Measuring line noise and power conditioners


I recently purchased a Trifield EMI (Dirty Electricity) Line Meter to measure noise coming from my outlets. To my surprise, my $500 power conditioner (name withheld to protect the potentially innocent) appears to not filter any noise per the Trifield readings. In fact, with some of my outlets the measures are higher through the conditioner’s outlets, than the measures coming straight out of the wall. The manufacturer denies anything is wrong with their conditioner, claiming the Trifield is measuring the wrong frequencies. Can anyone explain?

output555
LOL.... Everyone missed my point. I never argued about the EXISTENCE of noise. I simply said it is ALREADY taken care of inside the amp itself. Almost all decent amps today deal with it internally. There is NO need for an external noise filter.

And here is a small article for your education:

https://www.eetimes.com/bypass-or-decouple-your-way-to-power-supply-noise-reduction/

And here is another one. Read page 3 especially:

https://www.ti.com/lit/an/snaa057c/snaa057c.pdf?ts=1592043954950&ref_url=https%253A%252F%252Fwww.google.com%252F

Note that all these methods ALREADY exist in all decent amps costing more than about $1k and the filter components cost about 30 bucks at most.

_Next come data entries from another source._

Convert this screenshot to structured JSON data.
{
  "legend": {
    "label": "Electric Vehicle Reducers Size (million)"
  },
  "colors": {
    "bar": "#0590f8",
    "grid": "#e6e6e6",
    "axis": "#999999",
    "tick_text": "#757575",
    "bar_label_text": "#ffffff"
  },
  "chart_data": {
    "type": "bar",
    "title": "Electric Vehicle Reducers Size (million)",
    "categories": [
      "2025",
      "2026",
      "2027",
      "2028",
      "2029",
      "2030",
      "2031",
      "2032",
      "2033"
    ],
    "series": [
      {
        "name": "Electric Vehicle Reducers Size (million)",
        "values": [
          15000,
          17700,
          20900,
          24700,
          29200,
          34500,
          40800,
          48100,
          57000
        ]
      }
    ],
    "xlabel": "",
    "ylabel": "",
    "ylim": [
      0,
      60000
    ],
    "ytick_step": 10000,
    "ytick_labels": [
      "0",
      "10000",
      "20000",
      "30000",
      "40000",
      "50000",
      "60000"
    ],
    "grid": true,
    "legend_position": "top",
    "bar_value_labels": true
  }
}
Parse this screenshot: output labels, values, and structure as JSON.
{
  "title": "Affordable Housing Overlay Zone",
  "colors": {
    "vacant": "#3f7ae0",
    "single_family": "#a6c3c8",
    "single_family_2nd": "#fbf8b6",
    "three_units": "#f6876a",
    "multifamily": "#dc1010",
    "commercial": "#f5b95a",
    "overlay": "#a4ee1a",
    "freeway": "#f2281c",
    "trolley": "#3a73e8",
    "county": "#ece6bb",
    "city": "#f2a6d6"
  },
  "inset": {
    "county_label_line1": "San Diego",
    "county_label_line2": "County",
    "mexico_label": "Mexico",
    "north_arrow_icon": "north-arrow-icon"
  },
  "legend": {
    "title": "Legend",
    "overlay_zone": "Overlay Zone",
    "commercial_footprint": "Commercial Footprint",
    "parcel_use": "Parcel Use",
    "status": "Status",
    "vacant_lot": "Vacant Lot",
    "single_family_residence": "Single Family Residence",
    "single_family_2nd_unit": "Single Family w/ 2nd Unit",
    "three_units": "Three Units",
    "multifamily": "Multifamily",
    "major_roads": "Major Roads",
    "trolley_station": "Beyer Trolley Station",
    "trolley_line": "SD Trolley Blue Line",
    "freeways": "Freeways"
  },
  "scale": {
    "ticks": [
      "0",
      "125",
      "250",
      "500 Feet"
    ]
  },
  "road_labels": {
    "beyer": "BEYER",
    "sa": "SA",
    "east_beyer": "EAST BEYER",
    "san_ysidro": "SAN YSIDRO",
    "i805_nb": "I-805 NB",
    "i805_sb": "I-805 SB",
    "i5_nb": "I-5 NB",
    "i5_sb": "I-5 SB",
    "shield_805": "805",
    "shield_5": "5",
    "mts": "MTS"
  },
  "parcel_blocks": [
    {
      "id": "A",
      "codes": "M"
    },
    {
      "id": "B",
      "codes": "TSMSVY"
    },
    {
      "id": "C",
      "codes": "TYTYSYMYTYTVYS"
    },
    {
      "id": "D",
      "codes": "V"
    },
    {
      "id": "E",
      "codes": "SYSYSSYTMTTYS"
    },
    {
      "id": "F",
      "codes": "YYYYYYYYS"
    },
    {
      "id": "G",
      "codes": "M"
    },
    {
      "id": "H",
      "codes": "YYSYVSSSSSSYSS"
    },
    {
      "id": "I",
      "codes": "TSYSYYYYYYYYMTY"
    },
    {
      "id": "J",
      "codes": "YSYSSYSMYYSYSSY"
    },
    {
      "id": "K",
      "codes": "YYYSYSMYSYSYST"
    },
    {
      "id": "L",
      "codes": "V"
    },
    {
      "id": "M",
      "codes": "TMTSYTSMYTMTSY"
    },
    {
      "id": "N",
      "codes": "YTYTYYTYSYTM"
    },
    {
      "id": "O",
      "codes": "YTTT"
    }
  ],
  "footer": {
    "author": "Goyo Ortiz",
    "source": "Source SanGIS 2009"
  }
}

And here are some examples of IEC inlet filters, a FEW bucks each:

http://www.radiuspower.com/emi-filters/iec-inlet-filters

What do you think are inside those expensive power conditioners LOL ?
Open one up & see one day.


So happy I jumped off the grid 4 years ago. đŸ¤— Good luck with all that.
cakyol
God you are mad! My electrical supply is so contaminated to beggar belief.
Without conditioner (now a balanced supply) my music is almost unlistenable.
Just stop writing about things you have less than zero knowledge about

This keeps being repeated as "factual", when it never has been. The output of a rectifier includes DC and high frequency components. Simple transfer function analysis. The more of those high frequencies you eliminate, the greater the ratio of DC to AC. Those high frequencies can extend dynamic range of the amplifier by providing a higher minimum voltage on the capacitors, but they will never contribute to lower noise. They will always contribute to more noise.

The circuits in the amplifier or other equipment may prefer the higher voltage being designed that way (bias values, etc), but the noise is never going to be less.

For emphasis, this is a simple one way transfer function, it is not loop analysis where high bandwidth can be used to cancel noise.
The spectral composition of that current draw therefore includes frequencies that are much higher than 60 Hz, and filtering those higher frequencies out will tend to adversely affect perceived dynamics and other sonic characteristics. Which is no doubt a major reason why many audiophiles prefer to plug power amps directly into the wall outlet.
In fact Ralph (Atmasphere) has stated in past threads that in many cases these desirable frequency components can range up to several tens of kHz, and I have no reason to doubt that. And if I recall correctly Shunyata has a paper in which measurements are presented supporting that conclusion.

Generally people don't think of frequencies in the audio band (<=20KHz) as EMI, but as line harmonics. 20Khz has a wavelength of 9 miles (15km), so you need a pretty big wire for a good antenna. These EMI toys don't measure harmonics. You need a good power meter for that. They of course don't give you the spectrum either.